Si au moment de la mise en place des aménagements de la C.N.R., des conflits ont vu le jour concernant le D.P.F., il semble aujourd’hui que la situation se soit nettement pacifiée. Les villes doivent soumettre leur P.L.U. à l’avis de la C.N.R., concernant les espaces urbains relevant du D.P.F. Cependant la C.N.R. est aujourd’hui un acteur qui semble oublié par les villes. L’antenne avignonnaise de la C.N.R. regrette de ne pas être invitée aux réunions préparatoires à l’élaboration du P.L.U. d’Avignon et donc de ne pas être considérée comme une personne publique associée à l’élaboration de ce document d’urbanisme462. La C.N.R. peut cependant intervenir a posteriori lors de l’enquête publique à laquelle le P.L.U. est soumis. Elle se doit d’intervenir notamment lorsque le zonage du P.L.U. n’est pas en conformité avec le cahier des charges de la Compagnie. Dans le cas de Bourg-lès-Valence, la C.N.R. est bien conviée aux réunions d’élaboration et de révision du P.L.U., cependant son représentant déplore le fait que ses arguments ne soient pas toujours entendus463. Dans le cadre de la réalisation du chemin piétonnier des berges du Rhône à Avignon, la mairie n’a pas consulté la C.N.R. Elle a obtenu une autorisation préfectorale pour la réalisation de ces travaux. Or la préfecture n’a pas consulté la C.N.R. alors même que ces travaux concernent le domaine concédé : ils affectent le profil de la berge et le plan de récolement de la ville. La compagnie a émis des réserves après l’autorisation préfectorale mais n’a pas empêché les travaux. Elle n’est intervenue qu’à la fin du chantier de manière à réimplanter le bornage qui avait été enlevé. Sur le même mode qu’Avignon, la ville de Guilherand a aménagé ses berges afin d’y développer une circulation douce, piétonne et cycliste. L’antenne valentinoise de la Compagnie a laissé la municipalité réaliser son projet sur le principe d’une « entente tacite »464. Mais cela posant tout de même un problème juridique, la C.N.R. a régularisé l’affaire en octroyant a posteriori une autorisation d’occupation temporaire du domaine concédé.

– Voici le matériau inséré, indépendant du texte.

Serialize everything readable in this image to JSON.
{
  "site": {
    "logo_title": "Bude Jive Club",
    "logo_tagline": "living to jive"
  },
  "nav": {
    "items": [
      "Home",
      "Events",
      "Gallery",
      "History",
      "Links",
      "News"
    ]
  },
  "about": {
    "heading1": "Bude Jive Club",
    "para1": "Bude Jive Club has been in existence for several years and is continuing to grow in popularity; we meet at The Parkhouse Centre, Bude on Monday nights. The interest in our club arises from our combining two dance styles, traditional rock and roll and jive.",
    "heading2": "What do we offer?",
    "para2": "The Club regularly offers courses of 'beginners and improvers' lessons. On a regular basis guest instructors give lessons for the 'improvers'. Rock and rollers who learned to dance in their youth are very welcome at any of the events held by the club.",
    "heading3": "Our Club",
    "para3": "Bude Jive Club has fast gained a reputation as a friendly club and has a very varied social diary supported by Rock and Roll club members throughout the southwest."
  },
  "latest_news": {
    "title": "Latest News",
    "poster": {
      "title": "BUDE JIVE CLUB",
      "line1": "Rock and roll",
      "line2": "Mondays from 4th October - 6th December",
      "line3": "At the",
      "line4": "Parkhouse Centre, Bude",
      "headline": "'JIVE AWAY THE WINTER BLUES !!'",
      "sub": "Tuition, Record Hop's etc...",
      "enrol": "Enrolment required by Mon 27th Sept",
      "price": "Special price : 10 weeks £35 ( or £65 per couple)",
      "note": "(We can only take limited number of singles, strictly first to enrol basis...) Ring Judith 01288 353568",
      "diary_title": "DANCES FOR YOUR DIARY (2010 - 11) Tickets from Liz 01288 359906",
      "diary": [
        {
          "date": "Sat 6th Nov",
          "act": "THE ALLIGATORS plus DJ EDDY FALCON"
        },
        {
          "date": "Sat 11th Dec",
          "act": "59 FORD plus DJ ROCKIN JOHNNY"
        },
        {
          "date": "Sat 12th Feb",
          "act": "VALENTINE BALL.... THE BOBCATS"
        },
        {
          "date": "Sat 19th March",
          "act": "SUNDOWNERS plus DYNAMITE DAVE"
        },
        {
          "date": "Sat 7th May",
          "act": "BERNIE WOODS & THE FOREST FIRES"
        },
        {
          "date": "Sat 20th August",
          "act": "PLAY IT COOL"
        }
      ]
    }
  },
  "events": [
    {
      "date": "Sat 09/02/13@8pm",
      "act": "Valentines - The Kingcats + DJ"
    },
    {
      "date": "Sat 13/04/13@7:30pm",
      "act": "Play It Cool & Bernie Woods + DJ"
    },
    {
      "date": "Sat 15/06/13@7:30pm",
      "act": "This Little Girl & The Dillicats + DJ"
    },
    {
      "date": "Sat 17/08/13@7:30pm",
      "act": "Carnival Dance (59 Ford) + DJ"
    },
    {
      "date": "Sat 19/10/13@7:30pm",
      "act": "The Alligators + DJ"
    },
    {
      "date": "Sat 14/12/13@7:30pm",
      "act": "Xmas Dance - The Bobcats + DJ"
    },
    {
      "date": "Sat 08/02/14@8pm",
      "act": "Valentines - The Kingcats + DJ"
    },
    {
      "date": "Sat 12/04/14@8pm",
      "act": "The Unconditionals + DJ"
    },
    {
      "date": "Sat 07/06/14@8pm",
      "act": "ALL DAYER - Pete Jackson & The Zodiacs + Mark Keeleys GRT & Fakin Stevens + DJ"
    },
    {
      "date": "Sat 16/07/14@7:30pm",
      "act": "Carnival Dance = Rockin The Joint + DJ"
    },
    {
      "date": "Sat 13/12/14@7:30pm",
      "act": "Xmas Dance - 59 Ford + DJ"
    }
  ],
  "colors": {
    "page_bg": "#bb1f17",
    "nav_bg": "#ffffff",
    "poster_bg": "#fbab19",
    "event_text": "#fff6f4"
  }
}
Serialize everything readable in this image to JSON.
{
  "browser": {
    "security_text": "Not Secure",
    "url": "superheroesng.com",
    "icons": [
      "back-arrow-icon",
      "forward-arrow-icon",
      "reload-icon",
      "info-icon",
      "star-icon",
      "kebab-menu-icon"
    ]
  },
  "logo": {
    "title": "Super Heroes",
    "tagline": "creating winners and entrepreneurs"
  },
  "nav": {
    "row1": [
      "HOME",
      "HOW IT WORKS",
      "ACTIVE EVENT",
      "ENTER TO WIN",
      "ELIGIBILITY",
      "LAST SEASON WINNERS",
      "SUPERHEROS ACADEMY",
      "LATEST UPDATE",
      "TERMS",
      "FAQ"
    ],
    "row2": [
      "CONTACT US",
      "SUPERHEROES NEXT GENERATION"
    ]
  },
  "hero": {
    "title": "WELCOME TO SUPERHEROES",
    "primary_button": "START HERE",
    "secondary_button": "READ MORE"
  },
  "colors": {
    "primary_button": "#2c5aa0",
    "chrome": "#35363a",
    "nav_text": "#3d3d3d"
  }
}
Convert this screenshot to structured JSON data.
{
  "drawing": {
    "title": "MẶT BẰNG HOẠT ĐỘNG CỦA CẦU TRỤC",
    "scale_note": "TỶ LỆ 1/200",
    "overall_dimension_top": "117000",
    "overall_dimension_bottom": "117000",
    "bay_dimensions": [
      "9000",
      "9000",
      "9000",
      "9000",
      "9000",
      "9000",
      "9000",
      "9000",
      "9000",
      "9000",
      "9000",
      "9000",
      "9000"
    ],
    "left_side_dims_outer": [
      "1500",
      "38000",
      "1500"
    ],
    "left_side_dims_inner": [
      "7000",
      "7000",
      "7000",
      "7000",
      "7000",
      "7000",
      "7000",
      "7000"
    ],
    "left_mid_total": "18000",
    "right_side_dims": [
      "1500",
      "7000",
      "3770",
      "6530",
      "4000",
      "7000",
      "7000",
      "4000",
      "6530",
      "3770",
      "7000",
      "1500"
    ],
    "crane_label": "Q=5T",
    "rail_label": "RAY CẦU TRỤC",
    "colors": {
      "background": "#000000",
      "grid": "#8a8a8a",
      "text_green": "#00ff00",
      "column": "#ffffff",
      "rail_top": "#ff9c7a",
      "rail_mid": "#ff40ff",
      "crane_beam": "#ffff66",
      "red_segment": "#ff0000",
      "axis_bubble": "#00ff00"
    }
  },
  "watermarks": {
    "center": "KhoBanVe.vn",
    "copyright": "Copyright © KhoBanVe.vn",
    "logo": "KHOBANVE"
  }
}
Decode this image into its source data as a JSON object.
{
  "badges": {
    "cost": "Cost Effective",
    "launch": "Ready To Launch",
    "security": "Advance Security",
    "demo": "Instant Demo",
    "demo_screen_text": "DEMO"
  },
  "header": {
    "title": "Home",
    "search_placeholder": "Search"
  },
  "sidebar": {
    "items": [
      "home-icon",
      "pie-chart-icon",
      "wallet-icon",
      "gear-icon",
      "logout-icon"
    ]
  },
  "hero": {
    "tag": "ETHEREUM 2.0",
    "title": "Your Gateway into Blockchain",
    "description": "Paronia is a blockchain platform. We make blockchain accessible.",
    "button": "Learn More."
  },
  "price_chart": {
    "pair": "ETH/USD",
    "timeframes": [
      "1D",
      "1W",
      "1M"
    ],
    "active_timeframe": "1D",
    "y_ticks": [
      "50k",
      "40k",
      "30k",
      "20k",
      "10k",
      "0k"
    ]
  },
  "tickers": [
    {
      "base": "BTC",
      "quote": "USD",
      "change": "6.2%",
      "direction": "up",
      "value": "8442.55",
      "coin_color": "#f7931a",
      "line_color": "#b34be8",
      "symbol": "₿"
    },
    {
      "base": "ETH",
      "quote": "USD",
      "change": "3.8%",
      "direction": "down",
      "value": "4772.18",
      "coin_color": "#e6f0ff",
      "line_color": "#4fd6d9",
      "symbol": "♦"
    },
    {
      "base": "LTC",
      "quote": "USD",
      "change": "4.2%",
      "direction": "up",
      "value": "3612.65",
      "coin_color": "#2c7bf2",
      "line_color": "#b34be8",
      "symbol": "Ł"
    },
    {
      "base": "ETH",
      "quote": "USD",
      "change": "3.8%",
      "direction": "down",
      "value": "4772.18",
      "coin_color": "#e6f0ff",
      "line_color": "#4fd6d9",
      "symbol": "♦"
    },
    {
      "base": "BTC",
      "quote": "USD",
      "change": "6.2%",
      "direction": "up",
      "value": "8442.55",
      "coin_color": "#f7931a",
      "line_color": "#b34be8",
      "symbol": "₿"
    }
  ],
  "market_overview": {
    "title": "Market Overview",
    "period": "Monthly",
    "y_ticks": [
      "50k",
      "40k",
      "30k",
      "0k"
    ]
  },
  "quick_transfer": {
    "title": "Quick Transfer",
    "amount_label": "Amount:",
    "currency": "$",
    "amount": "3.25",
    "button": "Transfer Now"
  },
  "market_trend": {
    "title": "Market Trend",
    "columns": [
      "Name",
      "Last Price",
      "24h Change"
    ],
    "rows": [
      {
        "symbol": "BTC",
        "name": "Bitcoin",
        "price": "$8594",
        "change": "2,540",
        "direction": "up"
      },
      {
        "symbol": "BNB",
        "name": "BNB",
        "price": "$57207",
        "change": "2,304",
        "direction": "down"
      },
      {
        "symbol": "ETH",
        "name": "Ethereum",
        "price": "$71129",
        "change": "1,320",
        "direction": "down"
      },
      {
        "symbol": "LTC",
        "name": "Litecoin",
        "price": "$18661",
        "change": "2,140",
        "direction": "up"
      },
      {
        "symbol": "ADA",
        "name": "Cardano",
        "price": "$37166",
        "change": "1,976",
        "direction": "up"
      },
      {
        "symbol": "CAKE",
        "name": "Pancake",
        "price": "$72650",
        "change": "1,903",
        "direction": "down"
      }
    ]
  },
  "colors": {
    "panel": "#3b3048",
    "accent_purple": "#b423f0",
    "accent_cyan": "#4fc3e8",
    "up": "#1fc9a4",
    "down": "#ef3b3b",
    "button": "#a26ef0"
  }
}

La Compagnie semble être aujourd’hui un acteur assez absent de la gestion des berges urbaines alors que dans la période de la mise en place des aménagements hydroélectriques sa place était forte et déterminante. Comment l’expliquer ? La C.N.R. étant passée d’une phase d’aménagement intensif à une phase de gestion, les enjeux fonciers ont donc diminué. Le processus d’appropriation de l’espace fluvial par la C.N.R. a pris fin. Le statut de la concession est entériné par les acteurs en présence. La Compagnie ne souhaite pas forcément non plus participer à la réalisation d’ouvrages qui concernent uniquement le développement urbain, ce par souci d’économie. D’où l’acceptation tacite de certaines initiatives dans le D.P.F. Les berges urbaines n’étant plus l’objet d’un aménagement par la C.N.R., certaines villes (comme Avignon) développent un mode d’appropriation spontanée de ces espaces en évinçant de fait la compagnie qui n’est pas considérée comme un acteur urbain.

Notes
459.

Lettre de la C.N.R. au député-maire de Valence en date du 27 novembre 1984, archives de la C.N.R.

460.

Note interne de la C.N.R., direction des études et travaux, en date du 22 novembre 1984, archives de la C.N.R.

461.

Source : compte-rendu de la réunion du 24 mai 1977 à la préfecture de Vaucluse, objet : aménagement d’Avignon, zone de loisirs de l’Islon, Archives de la C.N.R.

462.

Informations recueillies lors d’un entretien du 19 mai 2005 avec M. Santoni, Compagnie Nationale du Rhône, Antenne d’Avignon.

463.

D’après un entretien du 6 juin 2005 avec M. Pellez, C.N.R., antenne de Valence.

464.

D’après un entretien du 6 juin 2005 avec M. Pellez, C.N.R., antenne de Valence.